What is the difference between statistical mean and calculus mean?

For example in statistics we learn that mean = E(x) of a function which is defined as

$$\mu = \int_a^b xf(x) \,dx$$

however in calculus we learn that

$$\mu = \frac {1}{b-a}\int_a^b f(x) \,dx $$

What is the difference between the means in statistics and calculus and why don't they give the same answer?

thank you


Solution 1:

This seems to be based on confusion resulting from resemblance between the notations used in the two situations.
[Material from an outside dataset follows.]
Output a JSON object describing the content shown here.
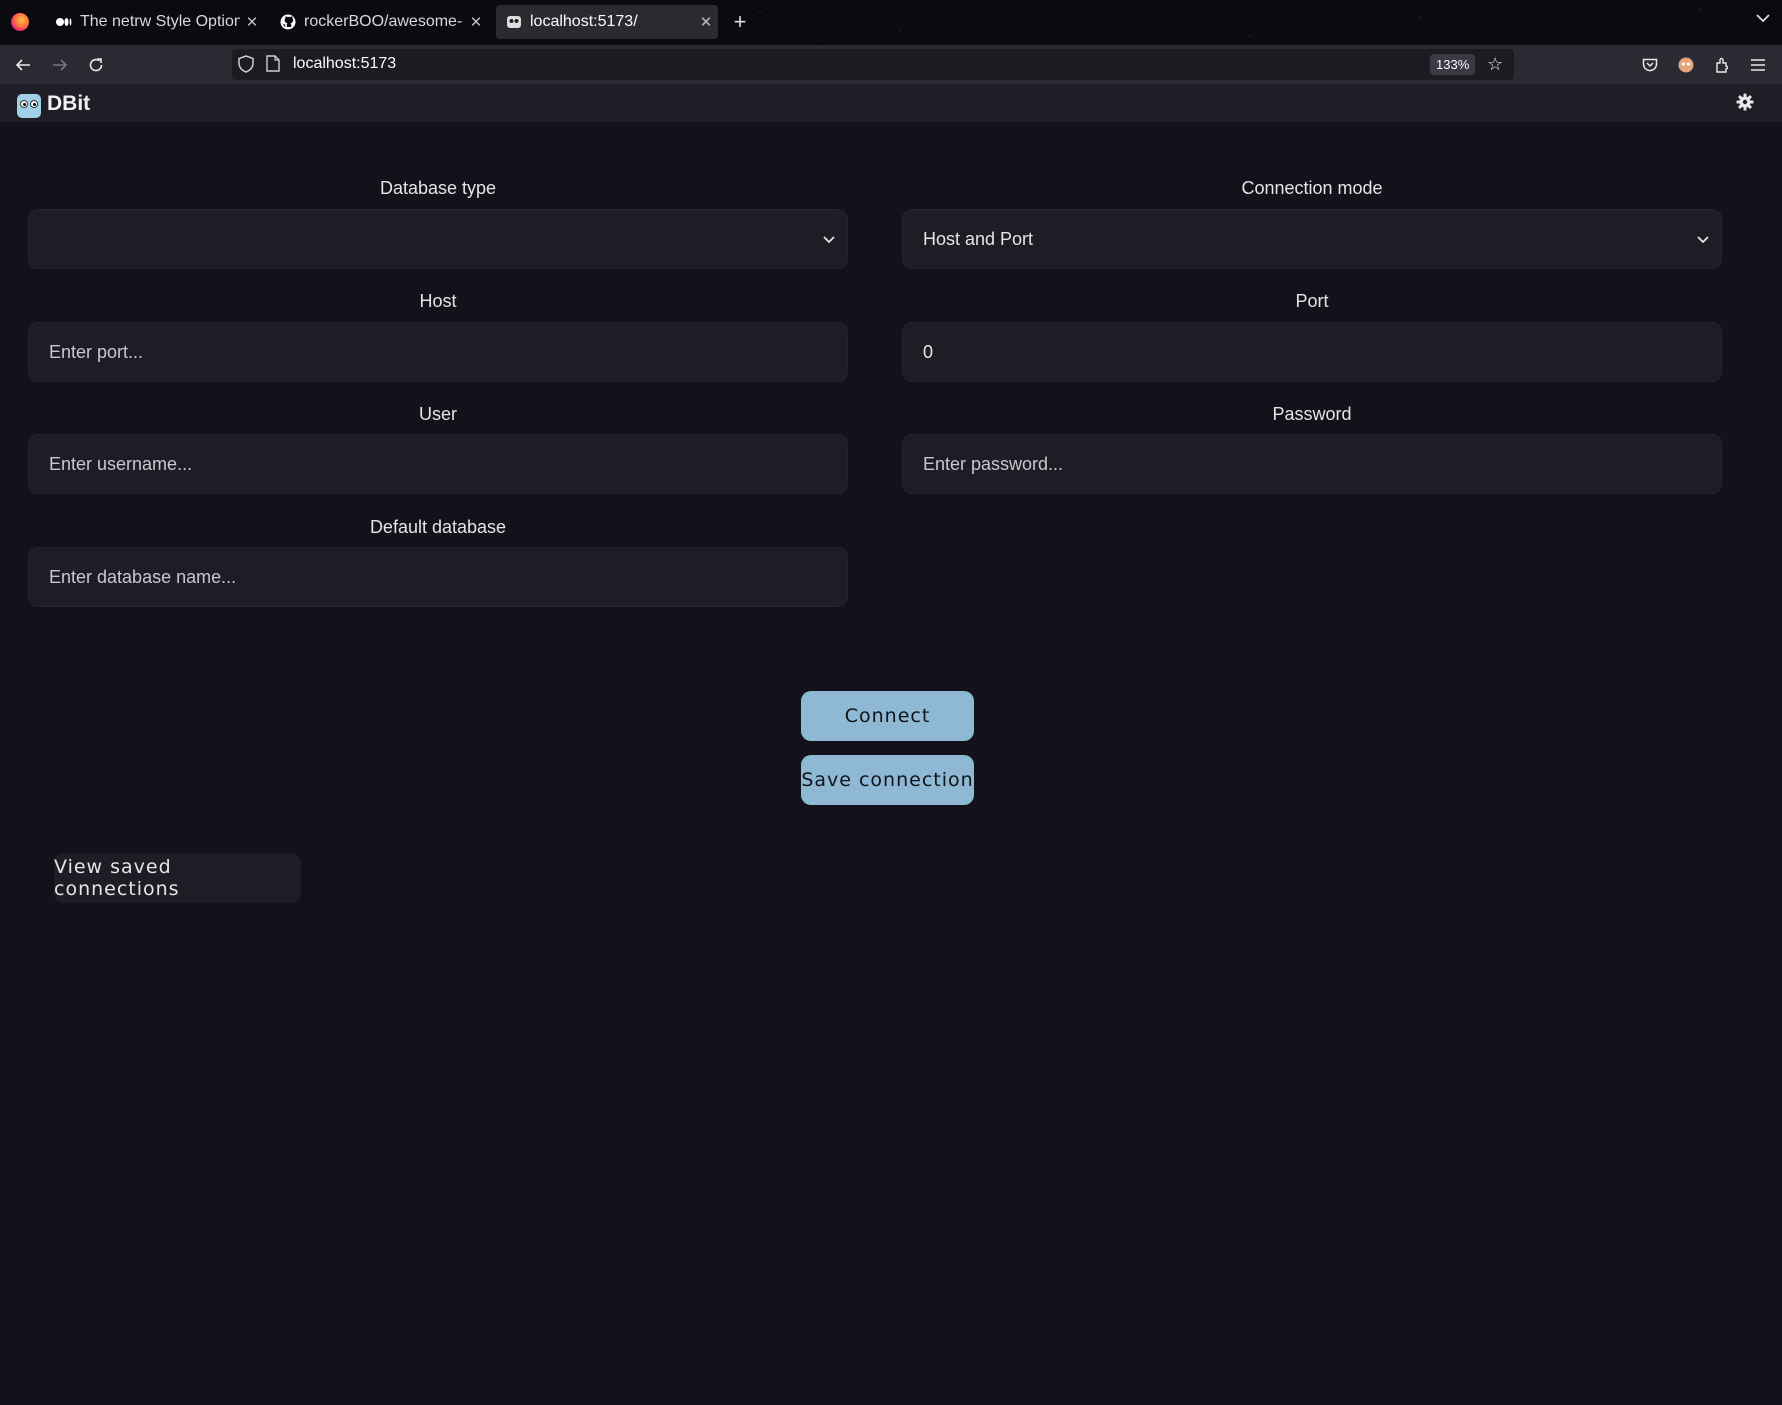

In probability and statistics, one learns that $\displaystyle\int_{-\infty}^\infty x f(x)\,dx$ is the mean, NOT of the function $f$, but of a random variable denoted (capital) $X$ (whereas lower-case $x$ is used in the integral) whose probability density function is $f.$ This is the same as $\displaystyle \int_a^b xf(x)\,dx$ in cases where the probability is $1$ that the random variable $X$ is between $a$ and $b.$ (The failure, in the posted question, to distinguish betweeen the lower-case $x$ used in the integral and the capital $X$ used in the expression $\operatorname E(X)$ is an error that can make it impossible to understand expressions like $\Pr(X\le x)$ and some other things.)

In calculus, the expression $\displaystyle \frac 1 {b-a} \int_a^b f(x)\,dx$ is the mean, NOT of any random variable $X,$ but of the function $f$ itself, on the interval $[a,b].\vphantom{\dfrac11}$

Notice that in probability, you necessarily have $\displaystyle \int_a^b f(x)\,dx=1$ and $f(x)\ge 0,$ and the mean $\displaystyle \int_a^b xf(x)\,dx$ is necessarily between $a$ and $b.$ But none of that applies to the calculus problem, since the quantity whose mean is found is on the $f(x)$-axis, not on the $x$-axis. $$\S \qquad\qquad \S \qquad\qquad \S$$ Postscript: Nine people including me have up-voted "Jack M"'s comment, so just to satisfy that point of view I will add some things.

If $f$ is the density function of the probability distribution of the random variable (capital) $X,$ then the mean of $g(X)$ (where $g$ is some other function) is $$ \int_{-\infty}^\infty g(x) f(x)\,dx. $$ Applying that to the situation in calculus, one can say that the density function of the uniform distribution on the interval $[a,b]$ is $1/(b-a),$ so if $X$ is a random variable with that distribution, then $$ \operatorname E(f(X)) = \int_a^b f(x) \frac 1 {b-a} \, dx. $$ And a random variable $X$ itself can be regarded as a function whose domain is a sample space $\Omega,$ with the probability measure $P$ assigning probabilities to subsets of $\Omega,$ and then you have $$ \operatorname E(X) = \int_\Omega X(\omega)\, P(d\omega). $$

Solution 2:

Maybe you can consider the second form of mean as a sample mean, analogue to $\bar{x} = \frac{1}{n} \sum_{i=1}^n x_i$ in the discrete case.

That is: the function $f(x)$ in this case would be the realization of a random variable.

Please consider the notion of a stochastic process, where a collection of random variables $X$ is indexed, or associated with a continuous deterministic variable $t$. For instance, $X(t)$ could model the weather temperature in a given moment of time $t$, during the interval $[ a, b]$. So, $X(a)$ would not be a value, but a whole random variable, with a given mean, variance, etc. And when you write $X(t)$ you have a collection of random variables, one for each $t \in [a, b]$.

If all these variables have the same properties, one say $X(t)$ is stationary, and therefore, $\mu$, the mean of $X(t)$, can be estimated using the series of values of a realization of $X(t)$ -- in our case, some actual measurements of the weather temperature in a given range of time. In that case, your function $f(x)$ would be renamed $x(t)$ (with a lowercase $x$) to indicate one realization of the stochastic process $X(t)$. And then

$$\bar{x} = \frac{1}{b - a} \int_a^b x(t)\,dt$$

would be an estimator of $\mu$, the actual mean of the stationary process $X(t)$.